Feds add Chrysler to ignition, air bag probe
DETROIT – A U.S. safety agency has opened two investigations into Chrysler minivans and SUVs as part of a widening inquiry into air bag and ignition switch problems across the U.S. auto industry.
The National Highway Traffic Safety Administration began asking automakers and parts suppliers for information on the interrelated issues after General Motors recalled 2.6 million small cars with faulty ignition switches earlier this year. The switches can slip out of the “run” position, causing engines to stall and knocking out power steering and disabling the air bags. In some cases, drivers have lost control.
The defective switches are blamed by GM for at least 54 crashes and more than 13 deaths, but at least one member of Congress says the death toll could rise as high as 100.
After the GM recalls in February and March, NHTSA asked auto companies and parts makers for information on switches and how long air bags will inflate after the keys are moved out of the “run” position to “accessory” or “off.” In many cases, the answer is less than a second.

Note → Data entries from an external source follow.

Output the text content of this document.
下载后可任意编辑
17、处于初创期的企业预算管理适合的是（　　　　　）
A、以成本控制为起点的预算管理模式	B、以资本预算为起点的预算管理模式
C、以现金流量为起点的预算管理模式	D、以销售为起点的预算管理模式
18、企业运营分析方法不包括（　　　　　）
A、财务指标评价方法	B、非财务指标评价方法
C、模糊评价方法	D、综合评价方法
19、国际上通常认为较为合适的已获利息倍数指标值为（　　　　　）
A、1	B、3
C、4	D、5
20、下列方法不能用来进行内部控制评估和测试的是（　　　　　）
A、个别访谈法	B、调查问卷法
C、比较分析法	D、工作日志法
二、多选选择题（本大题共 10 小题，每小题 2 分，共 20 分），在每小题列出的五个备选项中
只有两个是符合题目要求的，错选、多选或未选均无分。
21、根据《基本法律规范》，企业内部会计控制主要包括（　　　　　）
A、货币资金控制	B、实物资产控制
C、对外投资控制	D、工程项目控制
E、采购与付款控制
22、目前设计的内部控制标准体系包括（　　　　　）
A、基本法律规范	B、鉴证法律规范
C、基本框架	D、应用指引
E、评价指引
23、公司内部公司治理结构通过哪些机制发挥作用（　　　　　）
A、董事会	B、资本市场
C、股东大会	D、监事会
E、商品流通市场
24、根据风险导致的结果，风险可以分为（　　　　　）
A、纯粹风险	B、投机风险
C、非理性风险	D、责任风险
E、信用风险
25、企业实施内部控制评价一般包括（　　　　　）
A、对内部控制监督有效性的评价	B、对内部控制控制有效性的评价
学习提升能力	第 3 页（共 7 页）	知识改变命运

That led to the Chrysler inquiries, NHTSA said in a statement. “The agency examined all major manufacturers’ air bag deployment strategies as they relate to switch position,” the agency said in a statement. “NHTSA will continue to refine its knowledge of these systems.”
On Wednesday, NHTSA posted documents on its website detailing an investigation of about 700,000 Dodge Journey SUVs and Chrysler Town and Country and Dodge Grand Caravan minivans from the 2008 to 2010 model years. The agency wants to see if the keys can fall out of the run position under “harsh roadway conditions.”
Prodded by NHTSA, Chrysler recalled 2010 models of the same vehicles due to the problem, but did not recall those from earlier model years. The agency said 23 drivers complained about the switches, but it had no reports of crashes or injuries. Some of the complaints were from drivers of 2010 models who had the problem after getting the recall repairs.
The other investigation covers about 525,000 Jeep Commander SUVs from 2006 and 2007 and Jeep Grand Cherokees from 2005 and 2006. NHTSA said it has 32 complaints that a driver’s knee can hit the key fob or key chain, causing the ignition switch to move out of run and engines to stall.
In a statement, Chrysler of Auburn Hills, Michigan, said it is awaiting more information from NHTSA and “is prepared to cooperate fully with the investigation.”
The potential problems were uncovered after GM’s ignition switch troubles came to light. In addition to recalling 2.6 million older small cars such as the Chevy Cobalt and Saturn Ion, GM is recalling another roughly 4 million other cars to fix ignition problems that the company blames on the keys.